You are viewing a plain text version of this content. The canonical link for it is here.
Posted to dev@zookeeper.apache.org by "Jiafu Jiang (JIRA)" <ji...@apache.org> on 2018/03/01 01:12:00 UTC
[jira] [Commented] (ZOOKEEPER-2930) Leader cannot be elected due to network timeout of some members.

    [ https://issues.apache.org/jira/browse/ZOOKEEPER-2930?page=com.atlassian.jira.plugin.system.issuetabpanels:comment-tabpanel&focusedCommentId=16381347#comment-16381347 ] 

Jiafu Jiang commented on ZOOKEEPER-2930:
----------------------------------------

I hope this PB can be fix in version 3.4.X, since 3.4.X is the stable version.

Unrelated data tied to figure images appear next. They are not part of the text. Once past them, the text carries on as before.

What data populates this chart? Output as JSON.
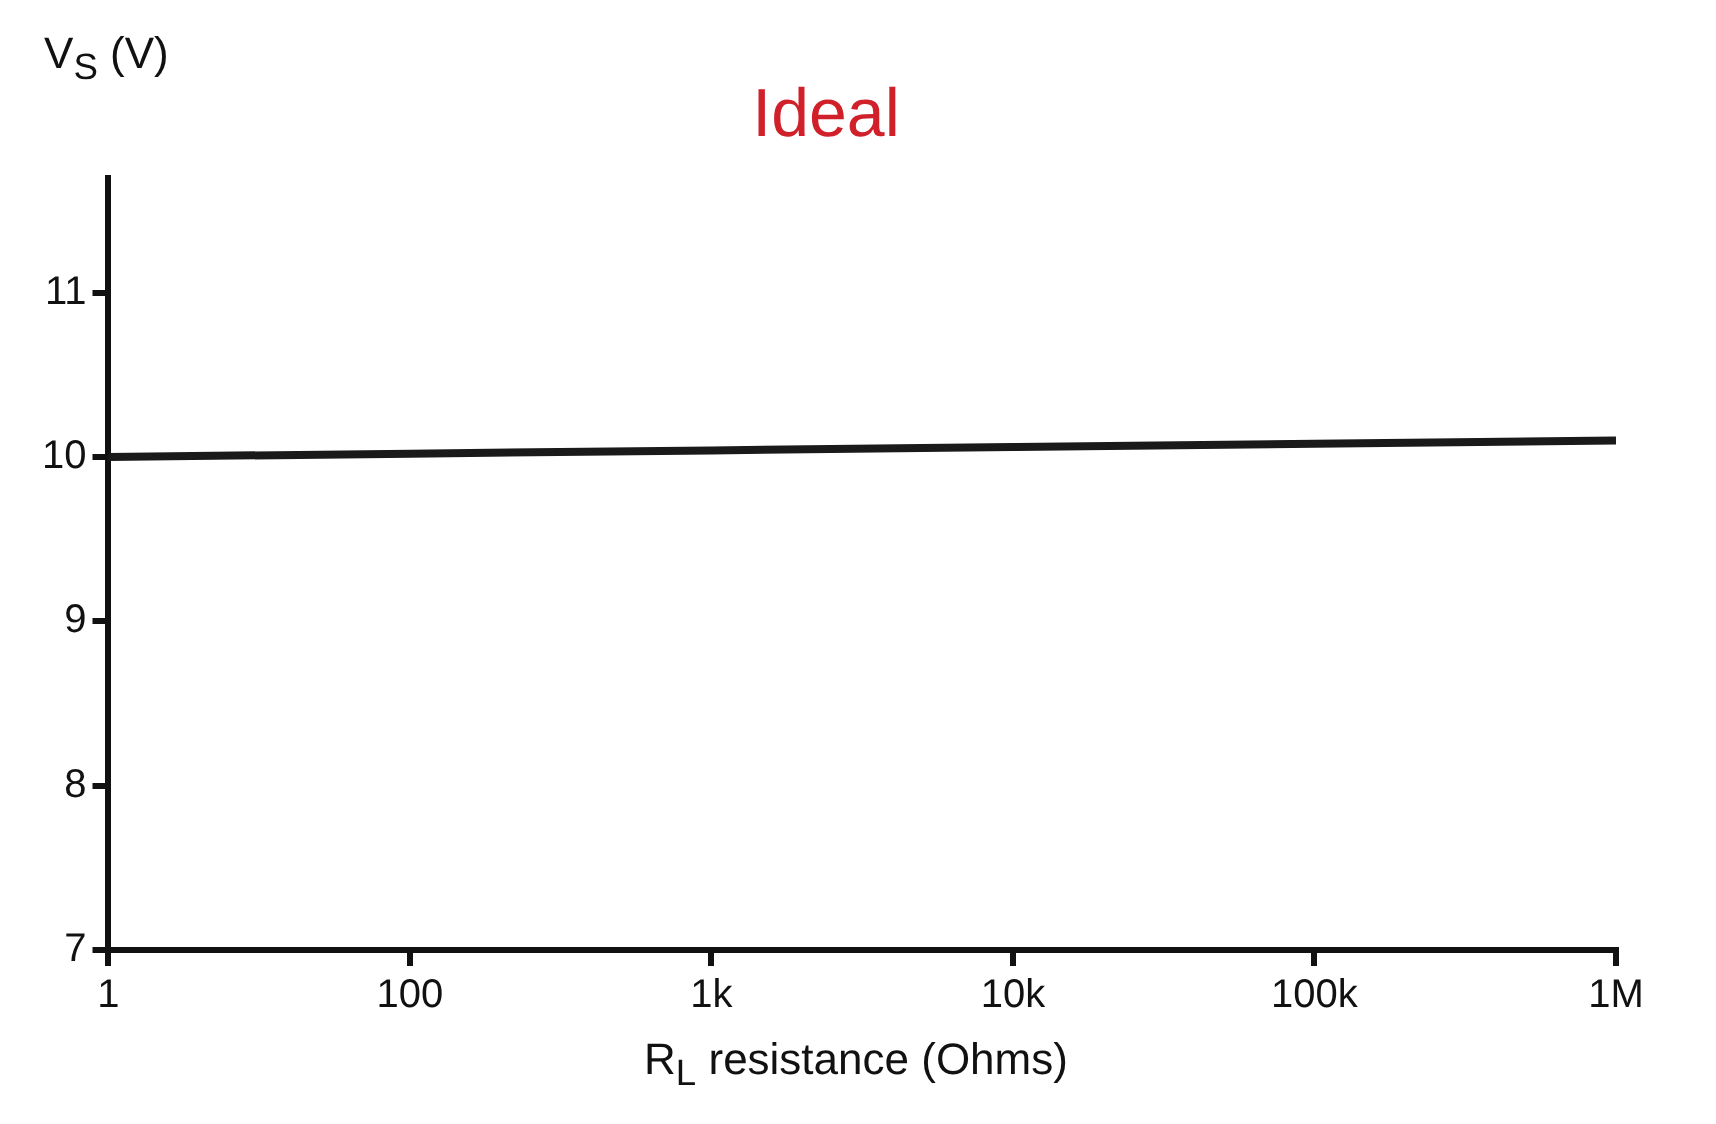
{
  "chart_data": {
    "type": "line",
    "title": "Ideal",
    "xlabel": "R$_{L}$ resistance (Ohms)",
    "ylabel": "V$_{S}$ (V)",
    "categories": [
      "1",
      "100",
      "1k",
      "10k",
      "100k",
      "1M"
    ],
    "series": [
      {
        "color": "#1a1a1a",
        "values": [
          10.0,
          10.02,
          10.04,
          10.06,
          10.08,
          10.1
        ]
      }
    ],
    "ylim": [
      7,
      11.7
    ],
    "yticks": [
      7,
      8,
      9,
      10,
      11
    ],
    "marker": "none",
    "legend": false
  }
}
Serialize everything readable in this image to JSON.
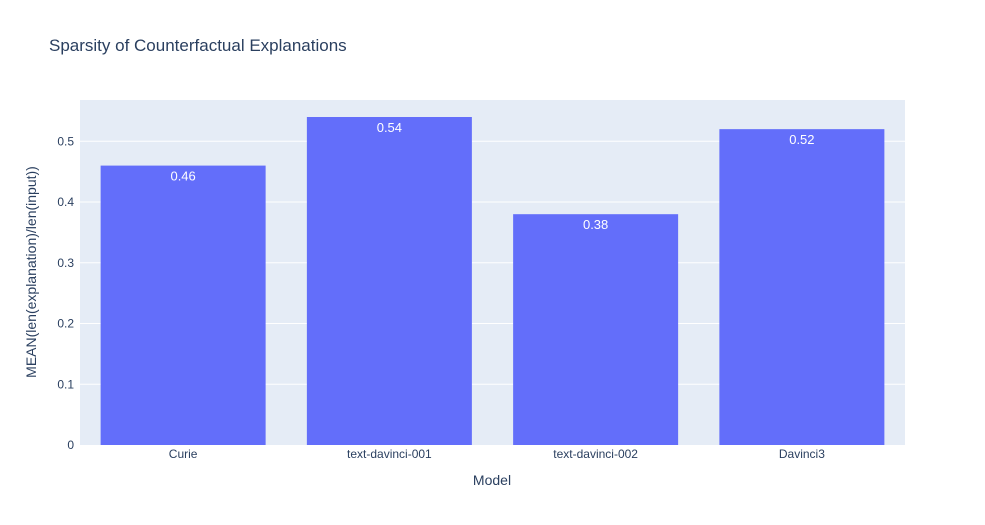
{
  "chart_data": {
    "type": "bar",
    "title": "Sparsity of Counterfactual Explanations",
    "xlabel": "Model",
    "ylabel": "MEAN(len(explanation)/len(input))",
    "categories": [
      "Curie",
      "text-davinci-001",
      "text-davinci-002",
      "Davinci3"
    ],
    "values": [
      0.46,
      0.54,
      0.38,
      0.52
    ],
    "data_labels": [
      "0.46",
      "0.54",
      "0.38",
      "0.52"
    ],
    "ylim": [
      0,
      0.568
    ],
    "yticks": [
      0,
      0.1,
      0.2,
      0.3,
      0.4,
      0.5
    ],
    "ytick_labels": [
      "0",
      "0.1",
      "0.2",
      "0.3",
      "0.4",
      "0.5"
    ],
    "grid": true,
    "colors": {
      "bar": "#636efa",
      "plot_bg": "#e5ecf6",
      "grid": "#ffffff",
      "text": "#2a3f5f"
    }
  }
}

> Leader cannot be elected due to network timeout of some members.
> ----------------------------------------------------------------
>
>                 Key: ZOOKEEPER-2930
>                 URL: https://issues.apache.org/jira/browse/ZOOKEEPER-2930
>             Project: ZooKeeper
>          Issue Type: Bug
>          Components: leaderElection, quorum, server
>    Affects Versions: 3.4.10, 3.5.3, 3.4.11, 3.5.4, 3.4.12
>         Environment: Java 8
> ZooKeeper 3.4.11(from github)
> Centos6.5
>            Reporter: Jiafu Jiang
>            Priority: Critical
>         Attachments: zoo.cfg, zookeeper1.log, zookeeper2.log
>
>
> I deploy a cluster of ZooKeeper with three nodes:
> ofs_zk1:20.10.11.101, 30.10.11.101
> ofs_zk2:20.10.11.102, 30.10.11.102
> ofs_zk3:20.10.11.103, 30.10.11.103
> I shutdown the network interfaces of ofs_zk2 using "ifdown eth0 eth1" command.
> It is supposed that the new Leader should be elected in some seconds, but the fact is, ofs_zk1 and ofs_zk3 just keep electing again and again, but none of them can become the new Leader.
> I change the log level to DEBUG (the default is INFO), and restart zookeeper servers on ofs_zk1 and ofs_zk2 again, but it can not fix the problem.
> I read the log and the ZooKeeper source code, and I think I find the reason.
> When the potential leader(says ofs_zk3) begins the election(FastLeaderElection.lookForLeader()), it will send notifications to all the servers. 
> When it fails to receive any notification during a timeout, it will resend the notifications, and double the timeout. This process will repeat until any notification is received or the timeout reaches a max value.
> The FastLeaderElection.sendNotifications() just put the notification message into a queue and return. The WorkerSender is responsable to send the notifications.
> The WorkerSender just process the notifications one by one by passing the notifications to QuorumCnxManager. Here comes the problem, the QuorumCnxManager.toSend() blocks for a long time when the notification is send to ofs_zk2(whose network is down) and some notifications (which belongs to ofs_zk1) will thus be blocked for a long time. The repeated notifications by FastLeaderElection.sendNotifications() just make things worse.
> Here is the related source code:
> {code:java}
>     public void toSend(Long sid, ByteBuffer b) {
>         /*
>          * If sending message to myself, then simply enqueue it (loopback).
>          */
>         if (this.mySid == sid) {
>              b.position(0);
>              addToRecvQueue(new Message(b.duplicate(), sid));
>             /*
>              * Otherwise send to the corresponding thread to send.
>              */
>         } else {
>              /*
>               * Start a new connection if doesn't have one already.
>               */
>              ArrayBlockingQueue<ByteBuffer> bq = new ArrayBlockingQueue<ByteBuffer>(SEND_CAPACITY);
>              ArrayBlockingQueue<ByteBuffer> bqExisting = queueSendMap.putIfAbsent(sid, bq);
>              if (bqExisting != null) {
>                  addToSendQueue(bqExisting, b);
>              } else {
>                  addToSendQueue(bq, b);
>              }
>              
>              // This may block!!!
>              connectOne(sid);
>                 
>         }
>     }
> {code}
> Therefore, when ofs_zk3 believes that it is the leader, it begins to wait the epoch ack, but in fact the ofs_zk1 does not receive the notification(which says the leader is ofs_zk3) because the ofs_zk3 has not sent the notification(which may still exist in the sendqueue of WorkerSender). At last, the potential leader ofs_zk3 fails to receive the epoch ack in timeout, so it quits the leader and begins a new election. 
> The log files of ofs_zk1 and ofs_zk3 are attached.



--
This message was sent by Atlassian JIRA
(v7.6.3#76005)